The transformation is documented with quiet matter-of-factness across successive Ordnance Survey maps: a burial ground that did not exist on paper in 1842, that appeared as a named site by 1904, and that was recorded as disused and absorbed into domestic garden ground by 1938. A century of cartographic snapshots, and the place moves from invisibility to recognition to erasure in the space of three map editions.
What makes the site's history particularly pointed is its location. The 1904 map places it to the south-west of a Union Workhouse, and that proximity is significant. Union workhouses were the institutional backbone of Poor Law relief in nineteenth-century Ireland, built following the Irish Poor Law Act of 1838 and designed to house the destitute in conditions deliberately kept harsh enough to deter all but the most desperate.
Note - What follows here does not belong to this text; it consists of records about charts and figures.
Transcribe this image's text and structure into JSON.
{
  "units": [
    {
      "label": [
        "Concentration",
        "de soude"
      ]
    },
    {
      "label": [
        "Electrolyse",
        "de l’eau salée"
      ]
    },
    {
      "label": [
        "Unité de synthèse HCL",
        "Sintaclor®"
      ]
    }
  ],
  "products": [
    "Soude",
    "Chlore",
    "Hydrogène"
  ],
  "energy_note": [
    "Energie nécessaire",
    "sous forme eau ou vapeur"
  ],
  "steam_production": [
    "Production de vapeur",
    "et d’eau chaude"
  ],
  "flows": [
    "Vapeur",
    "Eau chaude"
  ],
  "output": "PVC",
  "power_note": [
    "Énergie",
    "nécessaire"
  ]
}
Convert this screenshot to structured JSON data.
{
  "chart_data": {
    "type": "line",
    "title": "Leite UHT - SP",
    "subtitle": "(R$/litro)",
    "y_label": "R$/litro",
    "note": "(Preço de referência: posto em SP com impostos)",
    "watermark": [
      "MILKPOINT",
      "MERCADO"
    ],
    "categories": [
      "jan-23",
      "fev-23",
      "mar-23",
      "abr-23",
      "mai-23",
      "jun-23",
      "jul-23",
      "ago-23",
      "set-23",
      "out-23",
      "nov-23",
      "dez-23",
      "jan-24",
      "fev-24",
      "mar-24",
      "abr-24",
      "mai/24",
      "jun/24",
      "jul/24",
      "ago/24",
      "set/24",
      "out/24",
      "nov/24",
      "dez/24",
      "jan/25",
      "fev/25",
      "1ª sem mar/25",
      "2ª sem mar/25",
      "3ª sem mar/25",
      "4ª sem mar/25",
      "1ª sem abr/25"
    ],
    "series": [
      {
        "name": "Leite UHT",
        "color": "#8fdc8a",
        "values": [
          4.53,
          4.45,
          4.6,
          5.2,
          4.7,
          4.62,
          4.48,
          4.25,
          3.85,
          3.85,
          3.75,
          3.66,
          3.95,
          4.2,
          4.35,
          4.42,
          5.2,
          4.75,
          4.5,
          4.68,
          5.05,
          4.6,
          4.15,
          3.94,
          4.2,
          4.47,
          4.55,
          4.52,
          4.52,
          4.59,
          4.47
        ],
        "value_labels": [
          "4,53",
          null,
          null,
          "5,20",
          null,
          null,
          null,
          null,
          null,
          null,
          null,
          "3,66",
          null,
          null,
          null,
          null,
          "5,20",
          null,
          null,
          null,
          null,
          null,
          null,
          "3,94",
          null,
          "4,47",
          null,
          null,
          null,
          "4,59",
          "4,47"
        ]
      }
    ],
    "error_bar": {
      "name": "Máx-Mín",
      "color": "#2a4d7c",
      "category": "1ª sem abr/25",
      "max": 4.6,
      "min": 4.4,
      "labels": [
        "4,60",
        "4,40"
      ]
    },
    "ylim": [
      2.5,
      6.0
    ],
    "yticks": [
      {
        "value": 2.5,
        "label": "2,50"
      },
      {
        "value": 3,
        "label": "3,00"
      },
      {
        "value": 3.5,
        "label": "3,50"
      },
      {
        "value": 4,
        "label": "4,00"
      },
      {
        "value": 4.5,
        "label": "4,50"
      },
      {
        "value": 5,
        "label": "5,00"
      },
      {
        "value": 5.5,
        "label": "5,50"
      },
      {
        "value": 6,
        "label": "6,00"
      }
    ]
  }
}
During the Famine years of the late 1840s they were overwhelmed, and many workhouses established their own burial grounds for inmates who died within their walls, people who had no family able to claim them or no resources to arrange burial elsewhere. Whether that is the precise origin of the Gurteenroe ground is not recorded, but the timeline fits: invisible in 1842, present and named by the early twentieth century, already falling out of use by the 1930s. The ground may have served the workhouse population, or may have grown up in its shadow for related reasons, but its association with that institution gives it a particular weight.
The site is on private property and access has not been recorded as available, so there is little a visitor could practically do beyond noting where it once appeared on older maps.